Awee chloe noelle is so pretty! They're not religious, I think he's afraid of them knowing my age (they don't know), but he's had countless opportunities to tell them or hint at things and he just doesn't do anything. My mom wanted us to wait until 12 weeks to tell them, bc of miscarriage, but after that he just never wanted to say anything
That *****! why didn't he tell her the details? Did she even ask? It ***** you've had to talk to him alot of times.. men seem to be like that though.. it's frustrating. How does he generally feel about this pregnancy?
ps vent away! venting always helps you feel better and you don't need to feel rubbish and stressed whilst pregnant.. x
And also, you're young (I assume from your age on your profile, NOT that it's a bad thing, I had my first at 17, best thing that ever happened to me, too!!) maybe he's afraid they'll judge him from that? Who knows what goes on inside a man's head.. are they religious? Some families are just more strict and don't see any baby as a blessing like others do. I love the name Noelle, too by the way, I'm naming my little girl Chloe Noelle! :)

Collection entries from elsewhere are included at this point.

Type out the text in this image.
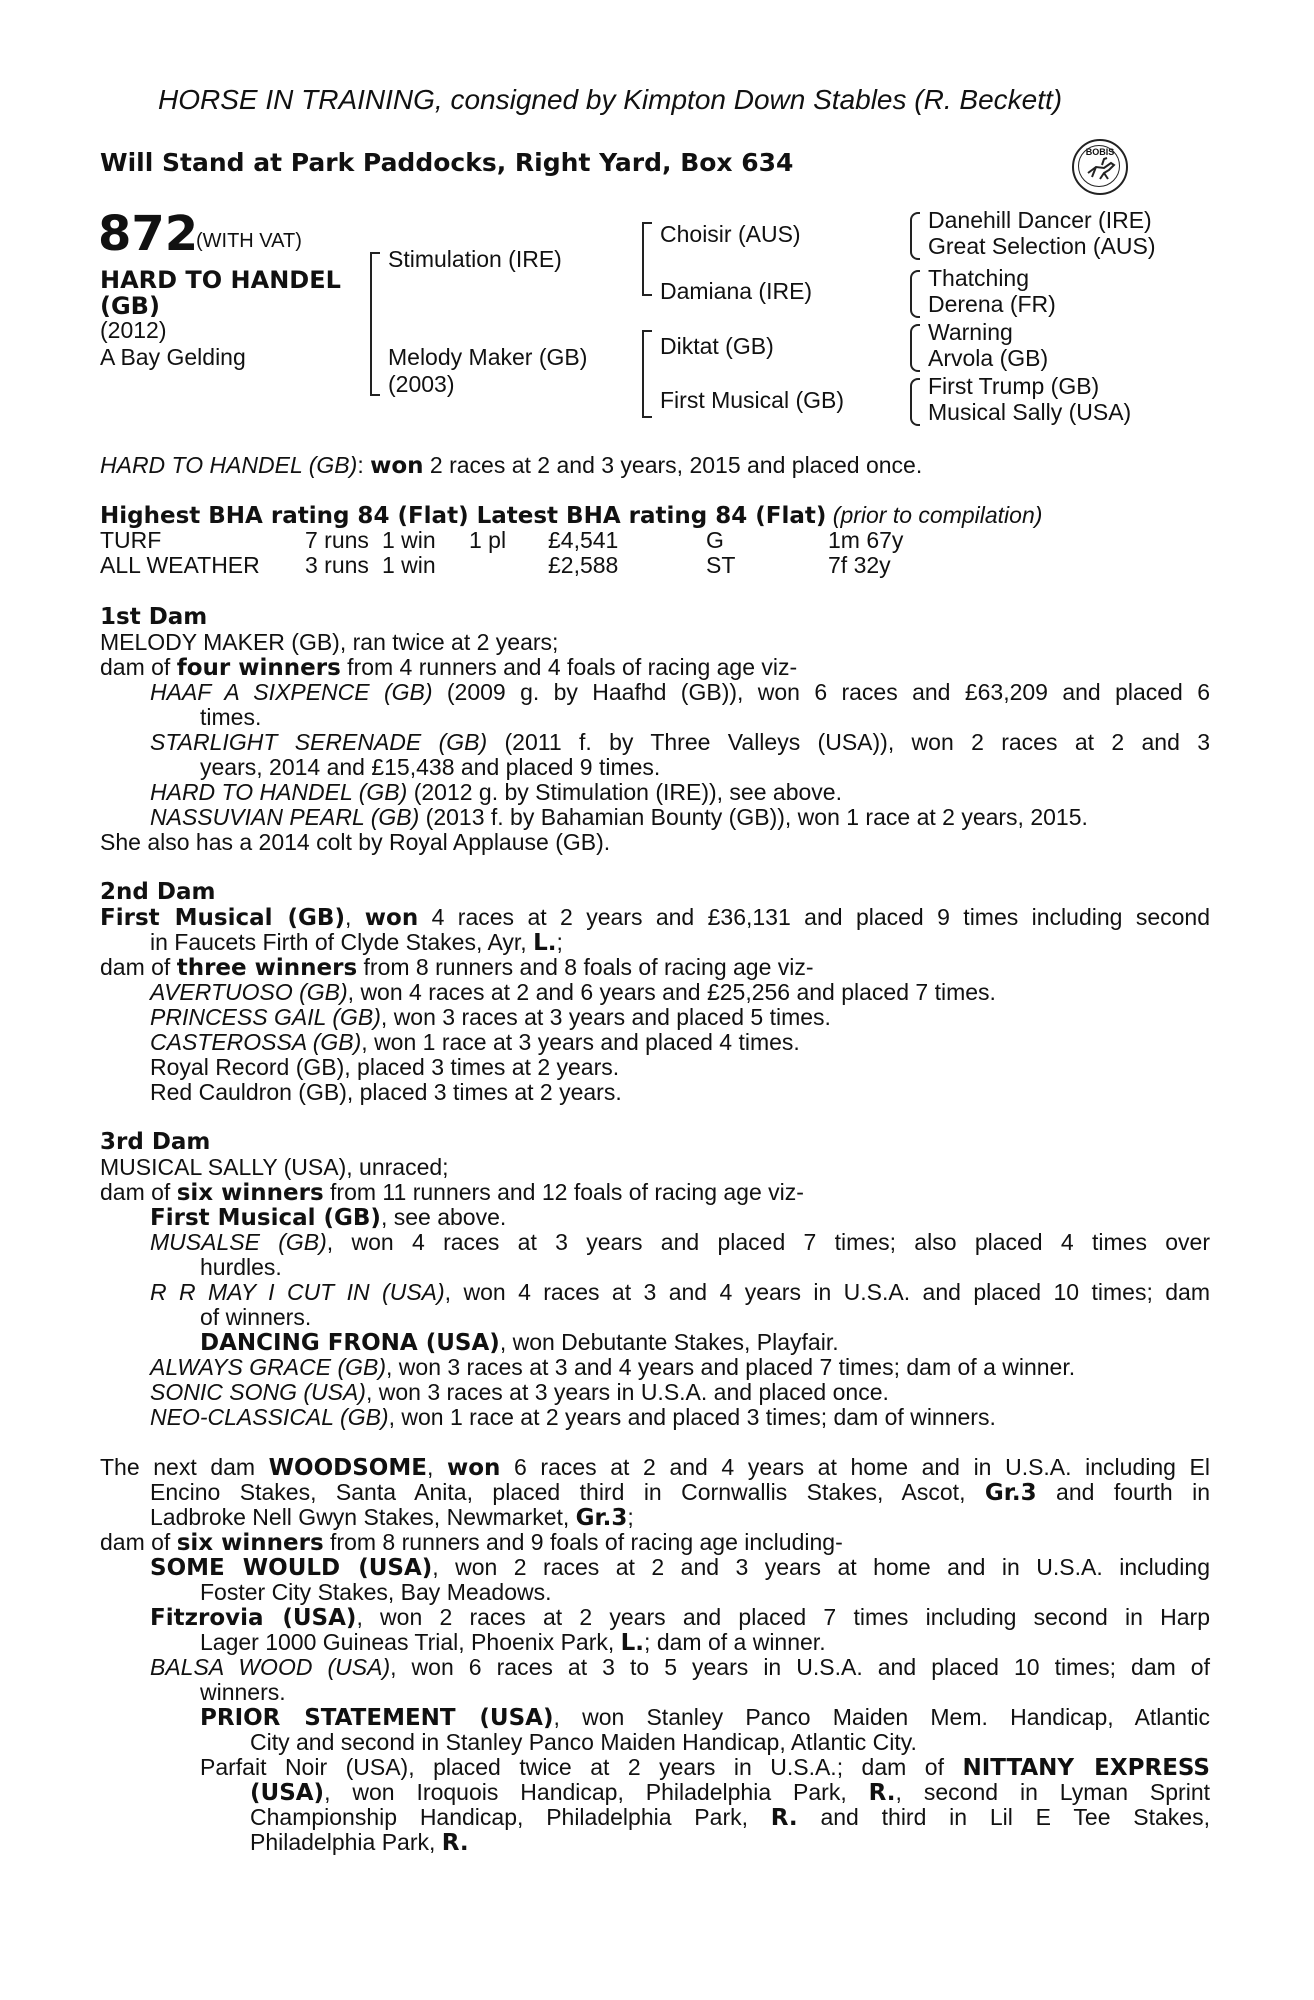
HORSE IN TRAINING, consigned by Kimpton Down Stables (R. Beckett)
Will Stand at Park Paddocks, Right Yard, Box 634	BOBIS
872
(WITH VAT)
HARD TO HANDEL
(GB)
(2012)
A Bay Gelding
Stimulation (IRE)
Melody Maker (GB)
(2003)
Choisir (AUS)
Damiana (IRE)
Diktat (GB)
First Musical (GB)
Danehill Dancer (IRE)
Great Selection (AUS)
Thatching
Derena (FR)
Warning
Arvola (GB)
First Trump (GB)
Musical Sally (USA)
HARD TO HANDEL (GB): won 2 races at 2 and 3 years, 2015 and placed once.
Highest BHA rating 84 (Flat) Latest BHA rating 84 (Flat) (prior to compilation)
TURF	7 runs 1 win 1 pl £4,541	G	1m 67y
ALL WEATHER 3 runs 1 win	£2,588	ST	7f 32y
1st Dam
MELODY MAKER (GB), ran twice at 2 years;
dam of four winners from 4 runners and 4 foals of racing age viz-
HAAF A SIXPENCE (GB) (2009 g. by Haafhd (GB)), won 6 races and £63,209 and placed 6
times.
STARLIGHT SERENADE (GB) (2011 f. by Three Valleys (USA)), won 2 races at 2 and 3
years, 2014 and £15,438 and placed 9 times.
HARD TO HANDEL (GB) (2012 g. by Stimulation (IRE)), see above.
NASSUVIAN PEARL (GB) (2013 f. by Bahamian Bounty (GB)), won 1 race at 2 years, 2015.
She also has a 2014 colt by Royal Applause (GB).
2nd Dam
First Musical (GB), won 4 races at 2 years and £36,131 and placed 9 times including second
in Faucets Firth of Clyde Stakes, Ayr, L.;
dam of three winners from 8 runners and 8 foals of racing age viz-
AVERTUOSO (GB), won 4 races at 2 and 6 years and £25,256 and placed 7 times.
PRINCESS GAIL (GB), won 3 races at 3 years and placed 5 times.
CASTEROSSA (GB), won 1 race at 3 years and placed 4 times.
Royal Record (GB), placed 3 times at 2 years.
Red Cauldron (GB), placed 3 times at 2 years.
3rd Dam
MUSICAL SALLY (USA), unraced;
dam of six winners from 11 runners and 12 foals of racing age viz-
First Musical (GB), see above.
MUSALSE (GB), won 4 races at 3 years and placed 7 times; also placed 4 times over
hurdles.
R R MAY I CUT IN (USA), won 4 races at 3 and 4 years in U.S.A. and placed 10 times; dam
of winners.
DANCING FRONA (USA), won Debutante Stakes, Playfair.
ALWAYS GRACE (GB), won 3 races at 3 and 4 years and placed 7 times; dam of a winner.
SONIC SONG (USA), won 3 races at 3 years in U.S.A. and placed once.
NEO-CLASSICAL (GB), won 1 race at 2 years and placed 3 times; dam of winners.
The next dam WOODSOME, won 6 races at 2 and 4 years at home and in U.S.A. including El
Encino Stakes, Santa Anita, placed third in Cornwallis Stakes, Ascot, Gr.3 and fourth in
Ladbroke Nell Gwyn Stakes, Newmarket, Gr.3;
dam of six winners from 8 runners and 9 foals of racing age including-
SOME WOULD (USA), won 2 races at 2 and 3 years at home and in U.S.A. including
Foster City Stakes, Bay Meadows.
Fitzrovia (USA), won 2 races at 2 years and placed 7 times including second in Harp
Lager 1000 Guineas Trial, Phoenix Park, L.; dam of a winner.
BALSA WOOD (USA), won 6 races at 3 to 5 years in U.S.A. and placed 10 times; dam of
winners.
PRIOR STATEMENT (USA), won Stanley Panco Maiden Mem. Handicap, Atlantic
City and second in Stanley Panco Maiden Handicap, Atlantic City.
Parfait Noir (USA), placed twice at 2 years in U.S.A.; dam of NITTANY EXPRESS
(USA), won Iroquois Handicap, Philadelphia Park, R., second in Lyman Sprint
Championship Handicap, Philadelphia Park, R. and third in Lil E Tee Stakes,
Philadelphia Park, R.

I agree, although some families are more strict than others, to them 23 might still seem young (I'm 21, on my 2nd, my husband is now 24), but he needs to get his butt moving. He's going to disappoint them more by waiting. My husband was weary to tell our family this time around (our 2nd) because we found out SUPER early, and he was afraid of miscarriage, if he would've waited for other reasons I would've been hurt and felt like it was because he was embarrassed or not excited.. I would definitely talk to him about it.
I've sat down with him and talked to him countless times, he says he'll do it and never does. Like two days ago, I told him he has to tell his mom the details (she didn't know cuz he waited so long to tell her), and he told her we were keeping her... Nothing else. Not when I'm due, that she's a girl, etc. Sorry I'm rambling I'm frustrated lol. And thanks :)

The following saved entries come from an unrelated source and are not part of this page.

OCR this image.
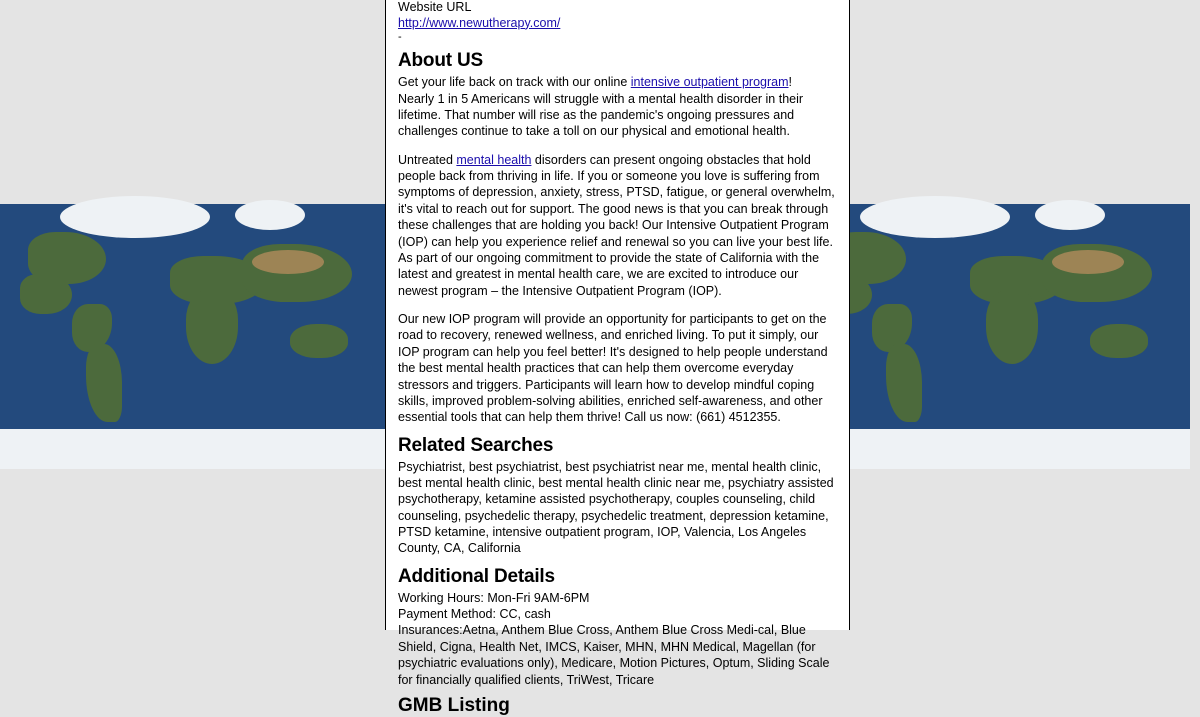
Website URL

http://www.newutherapy.com/

-

About US

Get your life back on track with our online intensive outpatient program!

Nearly 1 in 5 Americans will struggle with a mental health disorder in their lifetime. That number will rise as the pandemic's ongoing pressures and challenges continue to take a toll on our physical and emotional health.

Untreated mental health disorders can present ongoing obstacles that hold people back from thriving in life. If you or someone you love is suffering from symptoms of depression, anxiety, stress, PTSD, fatigue, or general overwhelm, it's vital to reach out for support. The good news is that you can break through these challenges that are holding you back! Our Intensive Outpatient Program (IOP) can help you experience relief and renewal so you can live your best life. As part of our ongoing commitment to provide the state of California with the latest and greatest in mental health care, we are excited to introduce our newest program – the Intensive Outpatient Program (IOP).

Our new IOP program will provide an opportunity for participants to get on the road to recovery, renewed wellness, and enriched living. To put it simply, our IOP program can help you feel better! It's designed to help people understand the best mental health practices that can help them overcome everyday stressors and triggers. Participants will learn how to develop mindful coping skills, improved problem-solving abilities, enriched self-awareness, and other essential tools that can help them thrive! Call us now: (661) 4512355.

Related Searches

Psychiatrist, best psychiatrist, best psychiatrist near me, mental health clinic, best mental health clinic, best mental health clinic near me, psychiatry assisted psychotherapy, ketamine assisted psychotherapy, couples counseling, child counseling, psychedelic therapy, psychedelic treatment, depression ketamine, PTSD ketamine, intensive outpatient program, IOP, Valencia, Los Angeles County, CA, California

Additional Details

Working Hours: Mon-Fri 9AM-6PM

Payment Method: CC, cash

Insurances:Aetna, Anthem Blue Cross, Anthem Blue Cross Medi-cal, Blue Shield, Cigna, Health Net, IMCS, Kaiser, MHN, MHN Medical, Magellan (for psychiatric evaluations only), Medicare, Motion Pictures, Optum, Sliding Scale for financially qualified clients, TriWest, Tricare

GMB Listing
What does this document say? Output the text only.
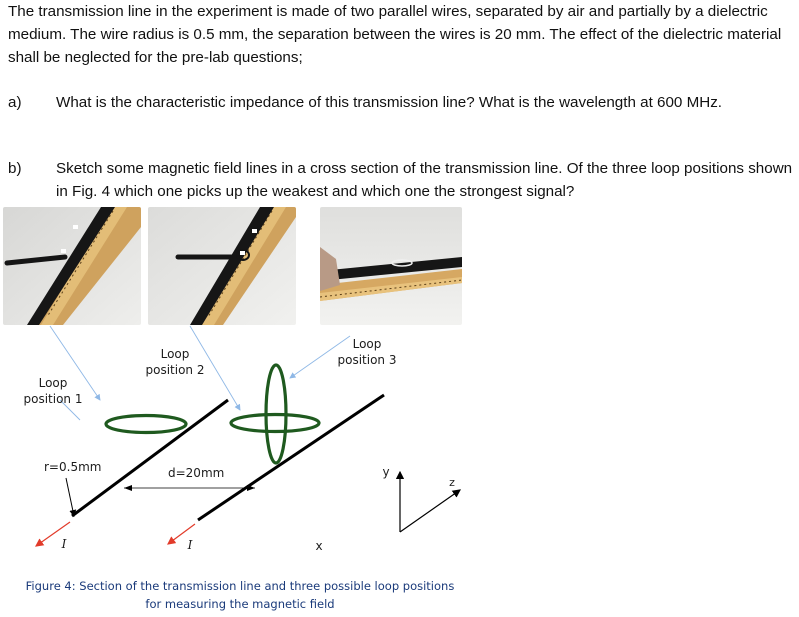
The transmission line in the experiment is made of two parallel wires, separated by air and partially by a dielectric medium. The wire radius is 0.5 mm, the separation between the wires is 20 mm. The effect of the dielectric material shall be neglected for the pre-lab questions;
a) What is the characteristic impedance of this transmission line? What is the wavelength at 600 MHz.
b) Sketch some magnetic field lines in a cross section of the transmission line. Of the three loop positions shown in Fig. 4 which one picks up the weakest and which one the strongest signal?
Loop
position 1
Loop
position 2
Loop
position 3
r=0.5mm	d=20mm
I	I	x
y
z
Figure 4: Section of the transmission line and three possible loop positions
for measuring the magnetic field
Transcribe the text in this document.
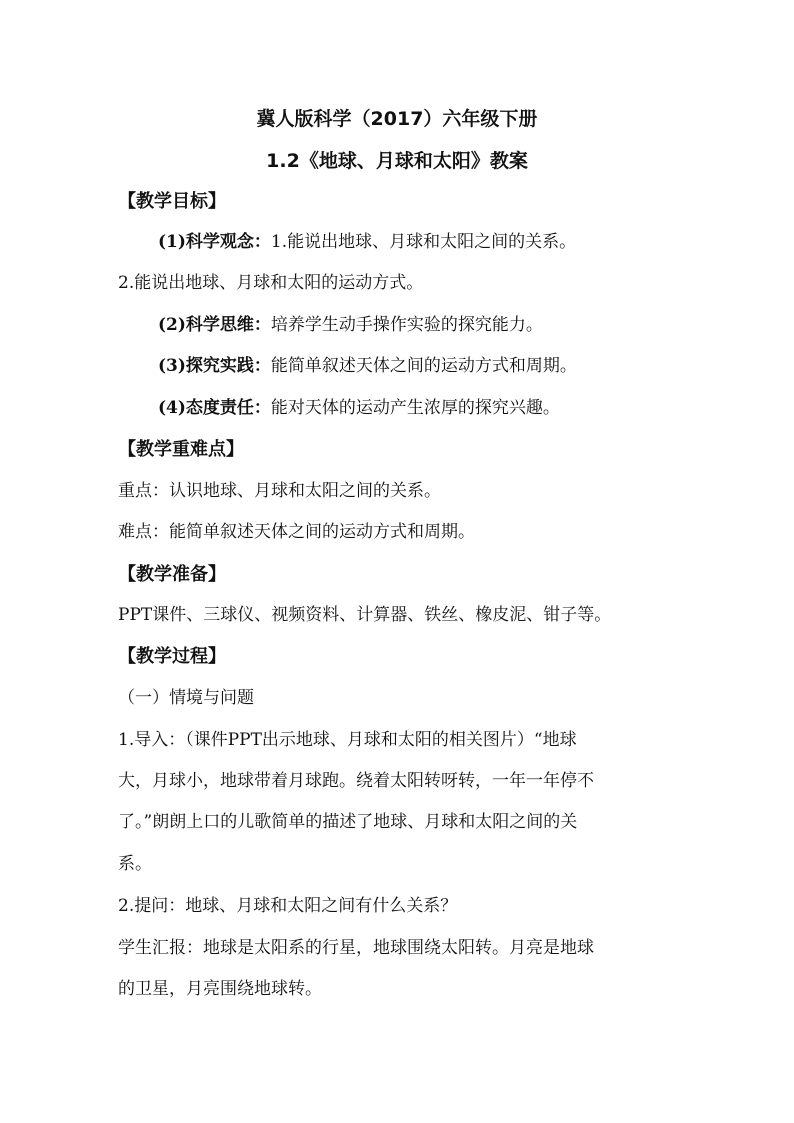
冀人版科学（2017）六年级下册
1.2《地球、月球和太阳》教案
【教学目标】
(1)科学观念：1.能说出地球、月球和太阳之间的关系。
2.能说出地球、月球和太阳的运动方式。
(2)科学思维：培养学生动手操作实验的探究能力。
(3)探究实践：能简单叙述天体之间的运动方式和周期。
(4)态度责任：能对天体的运动产生浓厚的探究兴趣。
【教学重难点】
重点：认识地球、月球和太阳之间的关系。
难点：能简单叙述天体之间的运动方式和周期。
【教学准备】
PPT课件、三球仪、视频资料、计算器、铁丝、橡皮泥、钳子等。
【教学过程】
（一）情境与问题
1.导入：（课件PPT出示地球、月球和太阳的相关图片）“地球
大，月球小，地球带着月球跑。绕着太阳转呀转，一年一年停不
了。”朗朗上口的儿歌简单的描述了地球、月球和太阳之间的关
系。
2.提问：地球、月球和太阳之间有什么关系？
学生汇报：地球是太阳系的行星，地球围绕太阳转。月亮是地球
的卫星，月亮围绕地球转。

Well i'd say at 23, he shouldn't be worried about disappointing his family.. he's an adult, and you and his child shouldn't be seen as a disappointment. Maybe me being harsh here but I wouldn't be happy.. my OH did tell his parents by about 15 weeks with my first pregnancy and told them the same this time (They had told us not to have more kids so we didnt' realy fancy telling them straight away ;)
He's waiting because he doesn't want to disappoint his family. He's 23, I would be more afraid of my mom than his family! They're so layed back.
What's his reason for waiting? My Other half took a while to tell his parents because he doesn't have a good relationship with them and was nervous. Sit down and talk to him about it.. ask why. Also Noelle... that's such a beautiful name.!
No it's not! He should be a man and and step up ! I would be hurt and mad.
Why is he waiting? Does he have a bad relationship with his father? I know when my husband and I got pregnant with my son, we were pretty young, I was 17, he was 21, and we both had jobs, but he was still worried about disappointing our families (it was actually MY family he was worried about, but we told him right away) I would tell him you NEED to tell him asap, because the longer he waits it makes him look less confident and it will feel more like a betrayal to his father.